Guidelines from the US Preventative Services Task Force recommend that all patients born between 1945 and 1965 be tested for the liver damaging hepatitis C virus. Identifying and treating patients early improves outcomes and slows transmission of the disease, note authors of the study published in the January issue of The Journal of the American Osteopathic Association.
"HCV screening can reduce health inequities due to undiagnosed, untreated infection," coauthor Erica Turse, DO, MPH, of the University of Mississippi Medical Center said in a news release. "Diagnosing this disease is a public health imperative and, as an osteopathic physician, I know that swift intervention is the best shot these patients have to avoid cirrhosis, carcinoma and end-stage liver disease."

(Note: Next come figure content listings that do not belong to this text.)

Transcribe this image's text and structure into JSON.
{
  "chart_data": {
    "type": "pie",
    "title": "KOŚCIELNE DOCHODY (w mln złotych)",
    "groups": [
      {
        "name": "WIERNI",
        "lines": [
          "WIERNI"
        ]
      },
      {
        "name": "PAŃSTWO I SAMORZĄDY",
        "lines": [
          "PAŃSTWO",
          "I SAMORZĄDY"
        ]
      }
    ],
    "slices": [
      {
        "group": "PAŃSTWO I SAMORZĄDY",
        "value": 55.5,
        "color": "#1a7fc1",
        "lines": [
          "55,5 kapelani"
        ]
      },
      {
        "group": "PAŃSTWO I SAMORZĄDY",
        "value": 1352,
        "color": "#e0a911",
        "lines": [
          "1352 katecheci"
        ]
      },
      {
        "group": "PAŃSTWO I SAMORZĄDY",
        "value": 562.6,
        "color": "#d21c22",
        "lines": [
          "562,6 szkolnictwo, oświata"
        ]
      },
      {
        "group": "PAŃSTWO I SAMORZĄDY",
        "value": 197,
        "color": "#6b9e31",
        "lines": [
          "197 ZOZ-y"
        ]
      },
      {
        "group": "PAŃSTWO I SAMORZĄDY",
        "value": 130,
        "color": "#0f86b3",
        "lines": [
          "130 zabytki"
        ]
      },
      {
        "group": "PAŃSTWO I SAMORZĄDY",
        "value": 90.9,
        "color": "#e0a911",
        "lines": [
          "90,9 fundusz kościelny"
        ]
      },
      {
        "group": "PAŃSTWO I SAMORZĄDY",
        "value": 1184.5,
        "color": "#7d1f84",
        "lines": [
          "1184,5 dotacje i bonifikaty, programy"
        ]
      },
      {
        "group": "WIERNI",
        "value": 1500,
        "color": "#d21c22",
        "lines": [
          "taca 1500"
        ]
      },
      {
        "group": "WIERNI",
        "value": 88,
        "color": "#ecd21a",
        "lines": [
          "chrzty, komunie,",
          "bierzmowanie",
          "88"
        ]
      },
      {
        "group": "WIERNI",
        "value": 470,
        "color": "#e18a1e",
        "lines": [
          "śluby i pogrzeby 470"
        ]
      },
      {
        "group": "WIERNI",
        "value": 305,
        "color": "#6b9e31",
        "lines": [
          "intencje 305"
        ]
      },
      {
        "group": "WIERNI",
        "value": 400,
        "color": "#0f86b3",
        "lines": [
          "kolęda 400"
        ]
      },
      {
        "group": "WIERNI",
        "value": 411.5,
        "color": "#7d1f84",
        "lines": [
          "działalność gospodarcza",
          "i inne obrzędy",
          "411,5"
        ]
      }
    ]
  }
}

If left untreated, chronic infection of hepatitis C can seriously damage the liver and lead to cirrhosis, liver cancer and the need for a liver transplant. Health officials estimate that there are close to 3 million people in the US who are chronically infected with the bloodborne virus. Many may not know it because they have no obvious symptoms, the release states.
Community health centers are a frontline resource for early screening of the virus and millions of people rely on them as a primary care safety net, states the release. The large scale review that looked for screening gaps among eligible patients was conducted by researchers from Nova Southeastern University College of Osteopathic Medicine, the University of Mississippi Medical Center and two Florida clinics.
The study aimed to determine the prevalence of hepatitis C infection screening according to the new UPSTF birth cohort guidelines among a large community health center population. In June 2013, the task force updated its guidelines to recommend one-time screening for people born from 1945 to 1965, often called baby boomers, whereas earlier guidelines were only for people at high risk for infection, the release states.
The updated recommendation applies to all asymptomatic adults (in the above specified age range) without unknown liver disease or functional abnormalities. It was made, in part, because of concerns for people who may have been exposed to the virus through transfusions before 1992 when screening for hepatitis C in the public blood supply was not standardized.
Researchers reviewed “de-identified” electronic health records data from 14 centers in several states. Patients were included in the analysis if they were born from 1945 to 1965, had visited one of the centers sometime during 2013 and had not been previously diagnosed with the virus.
The analysis found that only 8.3% of 60,722 eligible patients were screened for hepatitis C. Of the 5033 people screened, 51.3% were men and 48.7% were women. Women in every race and ethnic group were less likely to be screened than men, the release states.
The authors note that the findings highlight a need to improve hepatitis C infection screening for patients who visit community health centers. Earlier identification and treatment of patients could potentially reduce cost of health care associated with advanced disease, the article states.